In case you are interested in an alternative proof...

For a state $|\psi\rangle$ as given, the reduced density matrices of each of the three qubits must all be of the form $\sum_i\lambda_i|i_X\rangle\langle i_X|$, where the basis $|i_X\rangle$ is orthonormal. That means that all three density matrices have the same spectrum (eigenvalues $\lambda_i$).

Now, consider a state of the form $$ |0\rangle(|00\rangle+|11\rangle)/\sqrt{2} $$ The first qubit is separable, so the eigenvalues of the reduced density matrix are $\lbrace 1,0\rbrace$. The other two qubits are maximally mixed due to the entanglement, with eigenvalues $\lbrace 1/2,1/2\rbrace$.

Answer 2

It is not true that $ |00 \rangle + | 11 \rangle = |\phi_0 \phi_0 \rangle + | \phi_1 \phi_1 \rangle$ for an arbitrary change of basis.

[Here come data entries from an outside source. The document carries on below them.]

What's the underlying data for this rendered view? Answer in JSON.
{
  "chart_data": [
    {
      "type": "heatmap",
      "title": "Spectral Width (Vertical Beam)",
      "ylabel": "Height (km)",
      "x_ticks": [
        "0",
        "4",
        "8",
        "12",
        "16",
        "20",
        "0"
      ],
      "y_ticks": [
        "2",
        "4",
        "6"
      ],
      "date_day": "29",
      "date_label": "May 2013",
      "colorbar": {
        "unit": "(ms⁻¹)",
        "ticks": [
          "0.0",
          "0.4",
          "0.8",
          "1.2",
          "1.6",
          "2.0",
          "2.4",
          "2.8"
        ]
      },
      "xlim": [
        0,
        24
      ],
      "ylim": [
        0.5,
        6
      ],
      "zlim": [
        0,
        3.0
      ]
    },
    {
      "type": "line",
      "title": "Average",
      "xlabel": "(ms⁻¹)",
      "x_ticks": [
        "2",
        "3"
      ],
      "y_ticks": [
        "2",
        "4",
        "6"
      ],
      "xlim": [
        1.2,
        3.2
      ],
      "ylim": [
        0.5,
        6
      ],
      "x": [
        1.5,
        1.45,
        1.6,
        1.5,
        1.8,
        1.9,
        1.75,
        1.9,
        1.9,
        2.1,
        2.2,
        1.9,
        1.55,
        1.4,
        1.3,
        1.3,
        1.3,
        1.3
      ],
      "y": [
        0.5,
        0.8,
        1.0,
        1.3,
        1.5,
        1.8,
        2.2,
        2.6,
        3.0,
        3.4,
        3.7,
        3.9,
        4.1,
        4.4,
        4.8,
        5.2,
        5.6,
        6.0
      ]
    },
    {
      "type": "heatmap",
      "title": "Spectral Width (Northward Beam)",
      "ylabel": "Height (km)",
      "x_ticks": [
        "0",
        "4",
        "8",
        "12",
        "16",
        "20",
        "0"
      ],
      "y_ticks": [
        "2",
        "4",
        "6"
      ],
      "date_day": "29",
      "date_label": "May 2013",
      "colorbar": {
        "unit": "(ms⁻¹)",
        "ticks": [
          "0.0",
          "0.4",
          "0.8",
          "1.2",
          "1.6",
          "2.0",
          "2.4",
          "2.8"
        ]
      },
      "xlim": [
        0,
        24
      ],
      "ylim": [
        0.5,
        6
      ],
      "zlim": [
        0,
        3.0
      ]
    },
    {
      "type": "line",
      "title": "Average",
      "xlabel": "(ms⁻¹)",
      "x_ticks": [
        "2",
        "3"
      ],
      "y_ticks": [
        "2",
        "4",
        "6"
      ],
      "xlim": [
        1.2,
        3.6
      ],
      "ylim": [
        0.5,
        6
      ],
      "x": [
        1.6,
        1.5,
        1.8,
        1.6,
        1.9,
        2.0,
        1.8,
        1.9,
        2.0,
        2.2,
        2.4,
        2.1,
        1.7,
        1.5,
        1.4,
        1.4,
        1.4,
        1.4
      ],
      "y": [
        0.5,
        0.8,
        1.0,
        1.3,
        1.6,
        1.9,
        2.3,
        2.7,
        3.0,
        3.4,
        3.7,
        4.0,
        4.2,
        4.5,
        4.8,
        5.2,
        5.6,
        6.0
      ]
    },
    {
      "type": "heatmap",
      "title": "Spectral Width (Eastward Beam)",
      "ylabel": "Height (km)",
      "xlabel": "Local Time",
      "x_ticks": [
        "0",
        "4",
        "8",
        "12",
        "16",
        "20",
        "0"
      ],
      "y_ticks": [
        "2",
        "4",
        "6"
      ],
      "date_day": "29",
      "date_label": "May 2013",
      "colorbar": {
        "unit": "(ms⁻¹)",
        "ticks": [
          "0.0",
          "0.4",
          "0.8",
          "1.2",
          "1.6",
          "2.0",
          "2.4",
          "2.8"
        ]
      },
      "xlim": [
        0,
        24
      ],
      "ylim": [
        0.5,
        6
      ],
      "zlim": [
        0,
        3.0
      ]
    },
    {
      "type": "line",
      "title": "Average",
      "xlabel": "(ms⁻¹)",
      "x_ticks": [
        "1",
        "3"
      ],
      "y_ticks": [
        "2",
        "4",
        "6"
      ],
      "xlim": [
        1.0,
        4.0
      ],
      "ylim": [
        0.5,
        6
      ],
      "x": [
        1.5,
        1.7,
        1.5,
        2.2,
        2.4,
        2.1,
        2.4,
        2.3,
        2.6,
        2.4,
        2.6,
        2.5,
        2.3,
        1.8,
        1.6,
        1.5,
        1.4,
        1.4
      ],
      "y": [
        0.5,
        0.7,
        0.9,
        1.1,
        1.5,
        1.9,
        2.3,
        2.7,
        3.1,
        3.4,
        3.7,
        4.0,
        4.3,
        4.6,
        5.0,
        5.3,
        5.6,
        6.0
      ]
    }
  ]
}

For example, let $|\phi_0 \rangle = |0\rangle $ and $ |\phi_1 \rangle = i|1 \rangle $.

You can, however, pick $ \phi_1 $ so that this equality is true, given $ \phi_0 $. If $ |\phi_0 \rangle = \kappa | 0 \rangle + \mu | 1 \rangle $, pick $ | \phi_1 \rangle = \mu | 0 \rangle - \kappa | 1 \rangle $ .

Answer 3

the trick is to show the relation $\alpha \beta$ = - $\gamma \delta$ so the cross terms cancels out. It's not so straightforward in my opinion.

Let's develop the term (dropping the subscript here) $|00⟩+|11⟩$ in term of the new basis :

$ |00⟩+|11⟩ = (\alpha^2+\gamma^2) |\phi_0 \phi_0⟩ + (\beta^2+\delta^2) |\phi_1 \phi_1⟩ + \alpha \beta |\phi_0 \phi_1⟩ + \alpha \beta |\phi_1 \phi_0⟩ + \gamma \delta |\phi_0 \phi_1⟩ + \gamma \delta |\phi_1 \phi_0⟩ $

If we can show that $\alpha \beta$ = - $\gamma \delta$ then the above expression reduces to

$|00⟩+|11⟩ =(\alpha^2+\gamma^2) |\phi_0 \phi_0⟩ + (\beta^2+\delta^2) |\phi_1 \phi_1⟩$

and we would only need to prove $(\alpha^2+\gamma^2) = (\beta^2+\delta^2) = 1 $.

Let's show that indeed $\alpha \beta$ = - $\gamma \delta$. First remind that a unitary transform preserves orthogonality and since $|0⟩$ and $|1⟩$ are orthogonal, so are $\alpha |\phi_0⟩ + \beta |\phi_1⟩$ and $\gamma |\phi_0⟩ + \delta |\phi_1⟩$

writing the scalar product between the two and using orthogonality we find the relation :

$\alpha \gamma + \beta \delta = 0$

Not yet what we want. We also know from definition of a qubit that

$\alpha^2 +\beta^2 =1$

$\gamma^2 + \delta^2 = 1$

combining those three equalities and with some help from wolphram I found that this system had solutions all implying the equality $\alpha \beta = -\gamma \delta$. I'm not writing the solutions here but you can use this link to wolphram to check it yourself. Hence the cross term do cancel.

To show that $(\alpha^2+\gamma^2) = (\beta^2+\delta^2) = 1$, we can use the result we just showed and the equality using orthogonality :

$\alpha \gamma = - \beta \delta$

$\alpha \beta = -\gamma \delta$

so $\gamma = -\beta$ and $\alpha^2 + \beta^2 = \alpha^2 + \gamma^2 = 1$. proceed the same way to show $\beta^2 + \delta^2 = 1$.